Things came into focus on the return journey when I was reading a piece in BA’s High Life magazine on modern Scotland by the ever-astute A L Kennedy. She opened with this gambit:
‘Scotland is a land rich in interesting history and, should you meet an American or Canadian tourist while you’re [there] you will hear a great deal about it…’
Too true. Many is the time I have been asked which clan I belong to by some Tam o’Shanter-ed Yank. To be honest, I reply politely, I’m more busy getting on with being an ex-pat 21st century Scot.
There’s the irony, I thought. Scotch whisky is regularly accused of playing up to these stereotypes, even though the reality is that, while the tartan-and-heather approach worked in Edwardian times, it hasn’t been part of the arsenal for many years.
‘Tartan-and-heather’ instead has become shorthand for ‘out of touch’ and, while I may fulminate on occasion for the need for whisky firms to understand contemporary Scotland, I do think that in this case it’s consumers who are out of date.
I’d argue that Scotch needs to be more Scottish – just not clichéd, but maybe drinkers want there to be misty glens and hunky men running around in kilts.
Then I got back home, sat at my desk, started to write this and looked around me. Books of Scottish folk tales, Gaelic poetry, stacks of traditional music, stones chosen not just for shape and colour, but for their connection to a place.
The myths I was dismissive of are alive. I like the fact that on Islay a remedy for toothache is to hammer a nail into a stone in a field above Port Charlotte.

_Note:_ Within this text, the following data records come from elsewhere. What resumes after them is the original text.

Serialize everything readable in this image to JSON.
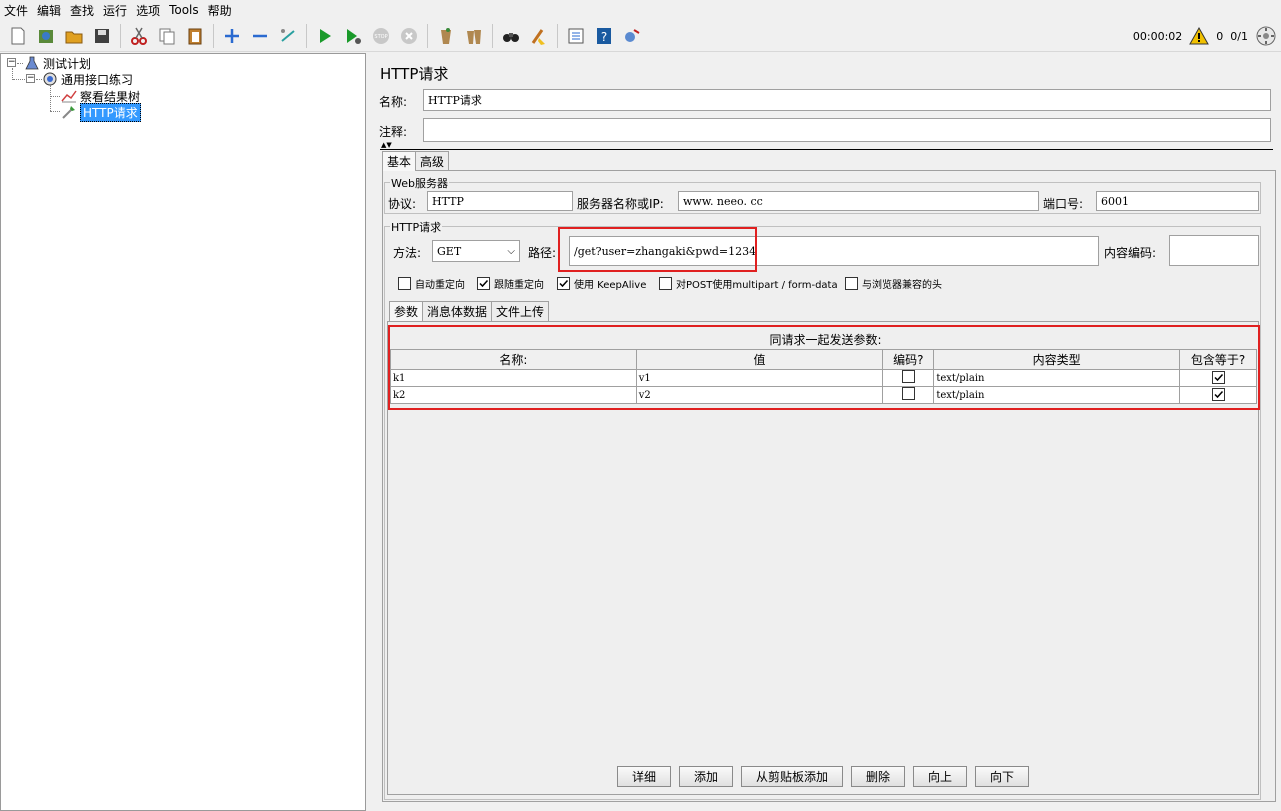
{
  "menu": [
    "文件",
    "编辑",
    "查找",
    "运行",
    "选项",
    "Tools",
    "帮助"
  ],
  "toolbar_icons": [
    "new-icon",
    "templates-icon",
    "open-icon",
    "save-icon",
    "cut-icon",
    "copy-icon",
    "paste-icon",
    "expand-icon",
    "collapse-icon",
    "toggle-icon",
    "start-icon",
    "start-no-pause-icon",
    "stop-icon",
    "shutdown-icon",
    "clear-icon",
    "clear-all-icon",
    "search-icon",
    "reset-search-icon",
    "function-helper-icon",
    "help-icon",
    "remote-icon"
  ],
  "status": {
    "elapsed": "00:00:02",
    "warnings": "0",
    "threads": "0/1"
  },
  "tree": {
    "plan": "测试计划",
    "thread_group": "通用接口练习",
    "result_tree": "察看结果树",
    "http_request": "HTTP请求"
  },
  "panel": {
    "title": "HTTP请求",
    "name_label": "名称:",
    "name_value": "HTTP请求",
    "comment_label": "注释:",
    "comment_value": "",
    "tabs": [
      "基本",
      "高级"
    ],
    "web_server": {
      "title": "Web服务器",
      "protocol_label": "协议:",
      "protocol_value": "HTTP",
      "server_label": "服务器名称或IP:",
      "server_value": "www. neeo. cc",
      "port_label": "端口号:",
      "port_value": "6001"
    },
    "http_request": {
      "title": "HTTP请求",
      "method_label": "方法:",
      "method_value": "GET",
      "path_label": "路径:",
      "path_value": "/get?user=zhangaki&pwd=1234",
      "encoding_label": "内容编码:",
      "encoding_value": ""
    },
    "options": [
      {
        "label": "自动重定向",
        "checked": false
      },
      {
        "label": "跟随重定向",
        "checked": true
      },
      {
        "label": "使用 KeepAlive",
        "checked": true
      },
      {
        "label": "对POST使用multipart / form-data",
        "checked": false
      },
      {
        "label": "与浏览器兼容的头",
        "checked": false
      }
    ],
    "subtabs": [
      "参数",
      "消息体数据",
      "文件上传"
    ],
    "params_caption": "同请求一起发送参数:",
    "columns": [
      "名称:",
      "值",
      "编码?",
      "内容类型",
      "包含等于?"
    ],
    "rows": [
      {
        "name": "k1",
        "value": "v1",
        "encode": false,
        "content_type": "text/plain",
        "include_equals": true
      },
      {
        "name": "k2",
        "value": "v2",
        "encode": false,
        "content_type": "text/plain",
        "include_equals": true
      }
    ],
    "buttons": [
      "详细",
      "添加",
      "从剪贴板添加",
      "删除",
      "向上",
      "向下"
    ]
  }
}
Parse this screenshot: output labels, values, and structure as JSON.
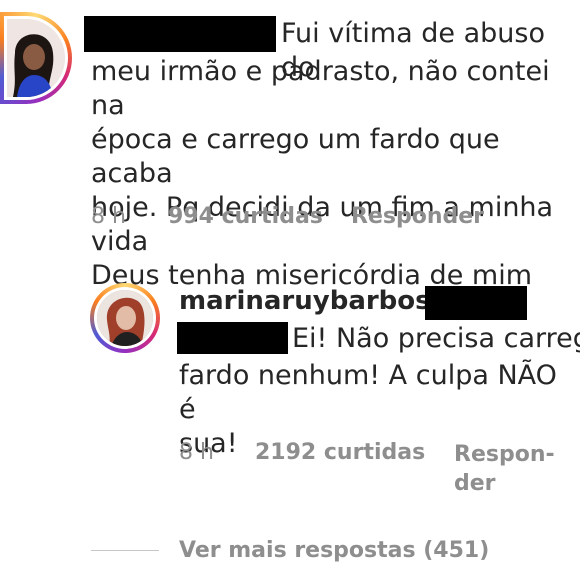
{
  "comment": {
    "text_line1": "Fui vítima de abuso do",
    "text_rest": "meu irmão e padrasto, não contei na\népoca e carrego um fardo que acaba\nhoje. Pq decidi da um fim a minha vida\nDeus tenha misericórdia de mim",
    "time": "8 h",
    "likes": "994 curtidas",
    "reply_label": "Responder",
    "avatar_icon": "profile-photo"
  },
  "reply": {
    "username": "marinaruybarbosa",
    "text_line1": "Ei! Não precisa carregar",
    "text_rest": "fardo nenhum! A culpa NÃO é\nsua!",
    "time": "8 h",
    "likes": "2192 curtidas",
    "reply_label": "Respon-\nder",
    "avatar_icon": "profile-photo"
  },
  "more_replies": "Ver mais respostas (451)",
  "colors": {
    "text": "#262626",
    "muted": "#8e8e8e",
    "redaction": "#000000"
  }
}
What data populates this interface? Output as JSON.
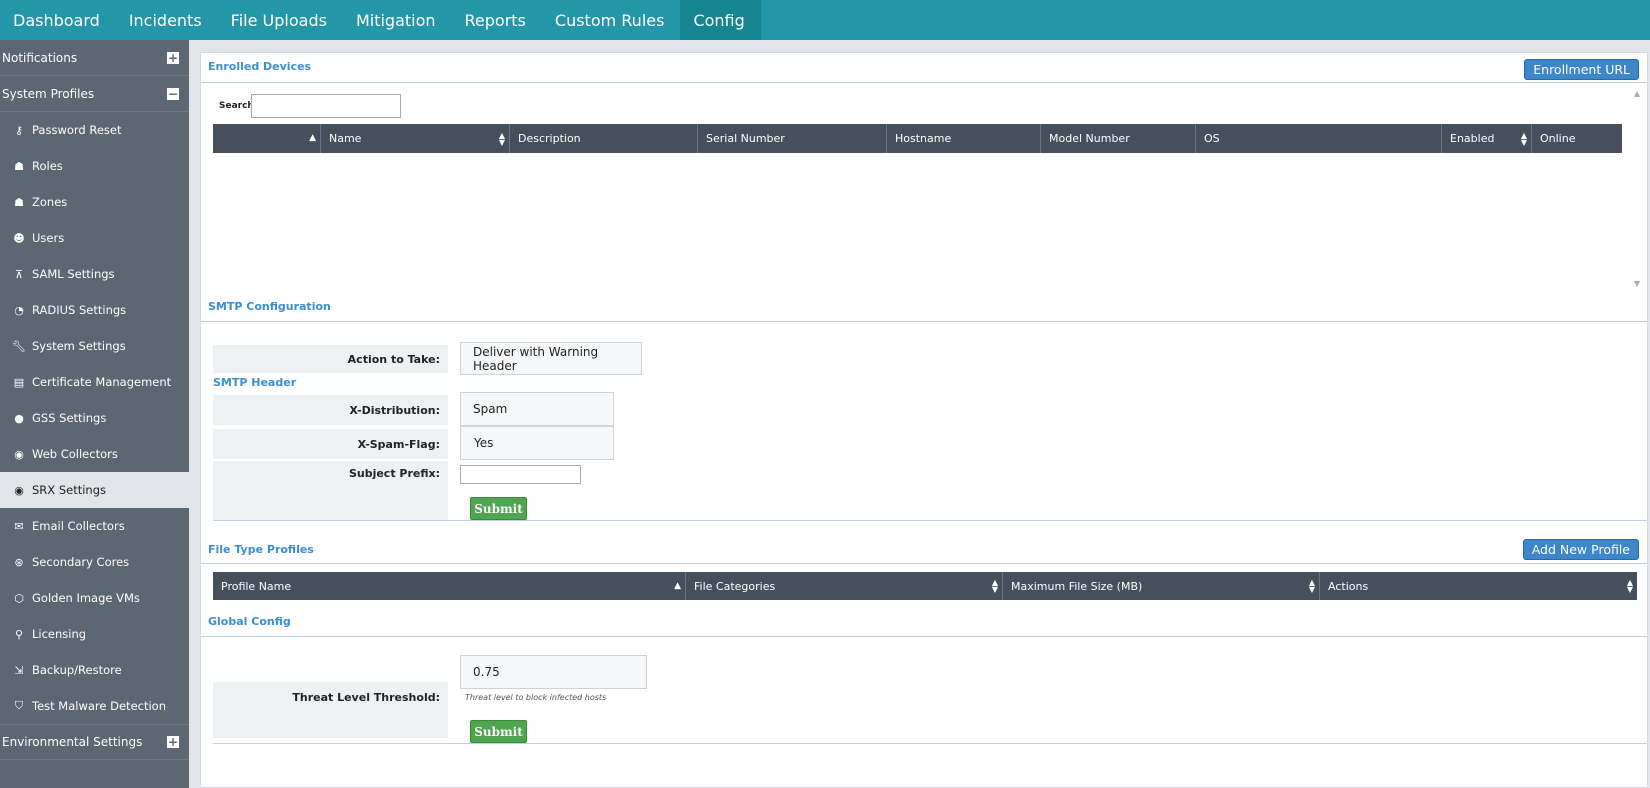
{
  "topnav": {
    "tabs": [
      "Dashboard",
      "Incidents",
      "File Uploads",
      "Mitigation",
      "Reports",
      "Custom Rules",
      "Config"
    ],
    "active": "Config"
  },
  "sidebar": {
    "notifications": "Notifications",
    "system_profiles": "System Profiles",
    "environmental_settings": "Environmental Settings",
    "items": [
      {
        "label": "Password Reset",
        "icon": "key-icon"
      },
      {
        "label": "Roles",
        "icon": "roles-icon"
      },
      {
        "label": "Zones",
        "icon": "zones-icon"
      },
      {
        "label": "Users",
        "icon": "users-icon"
      },
      {
        "label": "SAML Settings",
        "icon": "sitemap-icon"
      },
      {
        "label": "RADIUS Settings",
        "icon": "radius-icon"
      },
      {
        "label": "System Settings",
        "icon": "wrench-icon"
      },
      {
        "label": "Certificate Management",
        "icon": "certificate-icon"
      },
      {
        "label": "GSS Settings",
        "icon": "globe-icon"
      },
      {
        "label": "Web Collectors",
        "icon": "eye-icon"
      },
      {
        "label": "SRX Settings",
        "icon": "eye-icon"
      },
      {
        "label": "Email Collectors",
        "icon": "envelope-icon"
      },
      {
        "label": "Secondary Cores",
        "icon": "core-icon"
      },
      {
        "label": "Golden Image VMs",
        "icon": "cube-icon"
      },
      {
        "label": "Licensing",
        "icon": "ribbon-icon"
      },
      {
        "label": "Backup/Restore",
        "icon": "backup-icon"
      },
      {
        "label": "Test Malware Detection",
        "icon": "shield-icon"
      }
    ],
    "active": "SRX Settings"
  },
  "enrolled": {
    "title": "Enrolled Devices",
    "enroll_button": "Enrollment URL",
    "search_label": "Search:",
    "search_value": "",
    "columns": [
      "",
      "Name",
      "Description",
      "Serial Number",
      "Hostname",
      "Model Number",
      "OS",
      "Enabled",
      "Online"
    ]
  },
  "smtp": {
    "title": "SMTP Configuration",
    "action_label": "Action to Take:",
    "action_value": "Deliver with Warning Header",
    "header_title": "SMTP Header",
    "xdist_label": "X-Distribution:",
    "xdist_value": "Spam",
    "xspam_label": "X-Spam-Flag:",
    "xspam_value": "Yes",
    "subject_label": "Subject Prefix:",
    "subject_value": "",
    "submit": "Submit"
  },
  "filetype": {
    "title": "File Type Profiles",
    "add_button": "Add New Profile",
    "columns": [
      "Profile Name",
      "File Categories",
      "Maximum File Size (MB)",
      "Actions"
    ]
  },
  "global": {
    "title": "Global Config",
    "threshold_label": "Threat Level Threshold:",
    "threshold_value": "0.75",
    "threshold_hint": "Threat level to block infected hosts",
    "submit": "Submit"
  }
}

When I’m teaching Scotch, after the talk of reflux and esters has abated, I remind those still awake: ‘Don’t forget the magic. This spirit is about more than just science.’
So, now I’ve got a more nuanced view of what Outlander represents. Don’t get me wrong, it’s still shite, but my objection is its (lack of) quality, its easy embracing of cliché.
The true weirdness that roots Scotland still exists. Scotch treads a fine line between cliché and magic.